Figure 7 illustrates that the elevation threshold, i.e., the elevation above which extreme daily snowfall is projected to increase on average with respect to +1 ^∘C of global warming, is projected to increase between +1.5 and +4 ^∘C of global warming: from 3000 to 3350 m for mean annual maxima and from 2600 to 3000 m for 100-year return levels. Thus, despite the fact that projected changes are not substantial, it needs to be verified that the design of critical infrastructures is still adequate above 2600 m of elevation, i.e., where we expect an increase in 100-year return levels on average at +1.5 ^∘C of global warming. At high elevations, changes in avalanche hazards might also entail issues in terms of road safety for high Alpine passes.

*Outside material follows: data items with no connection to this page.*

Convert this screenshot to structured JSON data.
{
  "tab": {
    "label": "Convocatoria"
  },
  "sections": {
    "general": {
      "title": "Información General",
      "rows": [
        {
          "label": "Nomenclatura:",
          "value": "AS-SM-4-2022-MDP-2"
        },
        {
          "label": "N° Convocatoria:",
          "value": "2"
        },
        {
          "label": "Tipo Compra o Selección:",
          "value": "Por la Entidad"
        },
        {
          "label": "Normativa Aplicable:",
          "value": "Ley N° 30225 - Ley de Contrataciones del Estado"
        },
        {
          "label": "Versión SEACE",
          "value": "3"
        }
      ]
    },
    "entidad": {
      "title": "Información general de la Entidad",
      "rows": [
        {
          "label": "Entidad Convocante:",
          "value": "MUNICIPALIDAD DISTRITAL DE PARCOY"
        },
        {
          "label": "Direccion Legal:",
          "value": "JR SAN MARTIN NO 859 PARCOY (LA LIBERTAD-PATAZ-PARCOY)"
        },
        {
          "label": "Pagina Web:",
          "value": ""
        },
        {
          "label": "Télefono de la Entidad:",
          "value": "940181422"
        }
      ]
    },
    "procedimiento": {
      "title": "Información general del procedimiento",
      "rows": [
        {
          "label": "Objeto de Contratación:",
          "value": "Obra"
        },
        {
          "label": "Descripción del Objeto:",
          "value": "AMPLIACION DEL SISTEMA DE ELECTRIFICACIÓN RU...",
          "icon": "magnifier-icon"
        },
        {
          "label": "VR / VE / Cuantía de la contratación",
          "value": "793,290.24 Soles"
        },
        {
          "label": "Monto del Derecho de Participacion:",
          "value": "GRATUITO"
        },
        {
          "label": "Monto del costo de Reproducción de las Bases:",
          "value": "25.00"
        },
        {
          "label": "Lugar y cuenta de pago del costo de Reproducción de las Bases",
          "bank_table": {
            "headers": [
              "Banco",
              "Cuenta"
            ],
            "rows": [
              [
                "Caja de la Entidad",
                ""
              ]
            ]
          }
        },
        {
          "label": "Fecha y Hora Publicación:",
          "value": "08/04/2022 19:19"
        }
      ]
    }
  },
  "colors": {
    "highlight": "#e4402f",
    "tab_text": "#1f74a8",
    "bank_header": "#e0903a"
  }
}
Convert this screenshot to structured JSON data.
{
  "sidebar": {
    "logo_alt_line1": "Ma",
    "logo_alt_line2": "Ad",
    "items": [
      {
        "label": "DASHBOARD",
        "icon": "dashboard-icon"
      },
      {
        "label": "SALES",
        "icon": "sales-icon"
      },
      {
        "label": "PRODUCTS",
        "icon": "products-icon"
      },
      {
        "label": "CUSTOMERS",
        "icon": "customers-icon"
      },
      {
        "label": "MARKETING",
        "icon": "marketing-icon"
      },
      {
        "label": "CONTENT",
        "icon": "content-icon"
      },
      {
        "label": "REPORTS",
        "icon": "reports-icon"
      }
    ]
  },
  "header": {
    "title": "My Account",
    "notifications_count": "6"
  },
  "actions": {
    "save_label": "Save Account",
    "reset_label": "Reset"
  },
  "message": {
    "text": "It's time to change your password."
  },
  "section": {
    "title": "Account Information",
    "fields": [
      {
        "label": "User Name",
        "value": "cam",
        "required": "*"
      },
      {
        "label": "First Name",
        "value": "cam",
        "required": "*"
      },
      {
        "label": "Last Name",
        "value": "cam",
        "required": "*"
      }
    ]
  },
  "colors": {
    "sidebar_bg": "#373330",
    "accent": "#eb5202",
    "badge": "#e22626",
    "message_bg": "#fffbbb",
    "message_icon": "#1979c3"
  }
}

6 Conclusions and outlooks

This study assesses projected changes in heavy (mean annual maxima) and extreme (100-year return level) snowfall in the French Alps under the scenario RCP8.5. These changes are estimated as a function of elevation (every 300 m, from 900 to 3600 m) and of global warming, which makes our analysis more universal than it would be as a function of time. A recent methodology (Le Roux et al., 2022) leads to new results that complement the sparse state of the art regarding the evolution of extreme snowfall events with warming in mountainous terrain. To sum up, on average, mean annual maxima are projected to decrease below 3000 m and increase above 3600 m, while the 100-year return level of snowfall is projected to decrease below 2400 m and increase above 3300 m. At elevations in between, an increase is projected until +3 ^∘C of global warming and then a decrease is projected.

Many potential extensions of this work could be considered. First, our methodology could be applied to other regions to help understand snowfall-related hazards and anticipate how these hazards will evolve in different mountain environments. Then, our methodology could be enabled to analyze more in-depth the seasonal trends of snowfall-related hazards. Otherwise, our study could be upgraded with modeling tools that account more explicitly for physical processes involved in the elevation dependency of extreme snowfall trends. Finally, our study highlights the existence of a peak snowfall regime at high elevations, i.e., a global warming level (or a time) at which extreme snowfall (for a given return period) will be the largest, which was suggested theoretically by O'Gorman (2014). An extension of this work could focus even more on the characterization (timing, magnitude) of this peak snowfall regime, as it could be a key metric to anticipate future changes in snowfall-related hazards such as avalanches which also have contrasting patterns of change with elevation (Ballesteros-Cánovas et al., 2018; Giacona et al., 2021).